Maintenance crews have spent the last week giving the stadium a "final wash-down, rubdown and scrape-down," Wilson said. A crew will continue to buff and polish the stadium on game day, Wilson said.
Down on the field, the grounds crew, including chief groundskeeper Brian Bossard, has spent the past several weeks working with George Toma, a Kansas City groundskeeper who, by NFL decree, handles field preparations for all Super Bowl games.
The 800 temporaries who will work at the corporate hospitality tents Sunday will spend "an average 15-hour workday," according to James Bonn, president of Temp Force of San Diego, which also is providing temporary workers who will clean up after the game and take down the tents.

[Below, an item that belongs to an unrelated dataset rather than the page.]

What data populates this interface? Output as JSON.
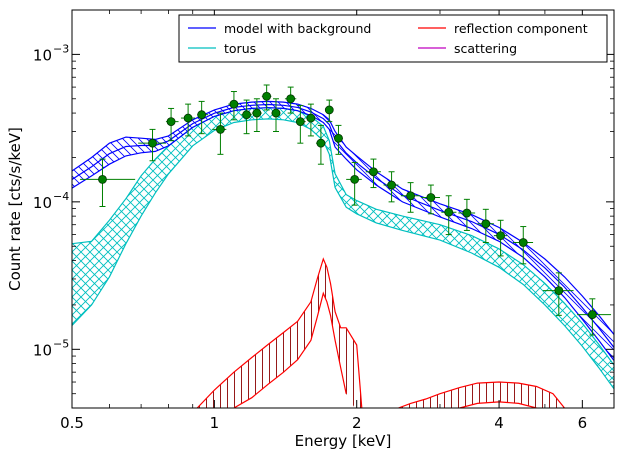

Unskilled laborers who work for Temp Force on game day will receive about $4.50 per hour. Skilled employees and supervisors will receive even more, Bonn said, adding that base wages will be increased for those who work overtime.
ARA Leisure's souvenir sales force will "be totally on commission so what they earn will depend upon the volume," a company spokesman said.
If past Super Bowls are any guide, those vendors will be in for a profitable day, even though San Diego's stadium is the smallest structure ever to present the event. That's because Super Bowl fans generally spend $7 to $10 on officially sanctioned NFL merchandise, according to a retail expert who has tracked sales at past games.
Special Logistical Problem
Service America has added its extra help "because the Super Bowl presents a logistical problem," Vice President Jerry Long explained. "We'll have 12,000 more people at the stadium than at a regular sell-out, and most of them will be from out of town and unfamiliar with the stadium."
Those added vendors will make it easier for fans to spend money.
Service America, for example, has contracted with the San Diego State University Boosters Club to sell souvenir programs on game day. The club could earn as much as $25,000 from program sales, a Service America spokesman said.
Service America also has contracted with 300 students, teachers and parents associated with Patrick Henry High School to work at the nearly 50 additional food and beverage stands that will be installed at the stadium Sunday.
ARA Leisure Services will erect 70 booths, tents, stands and tables to give fans easy access to the 150 official NFL products that will be available game day.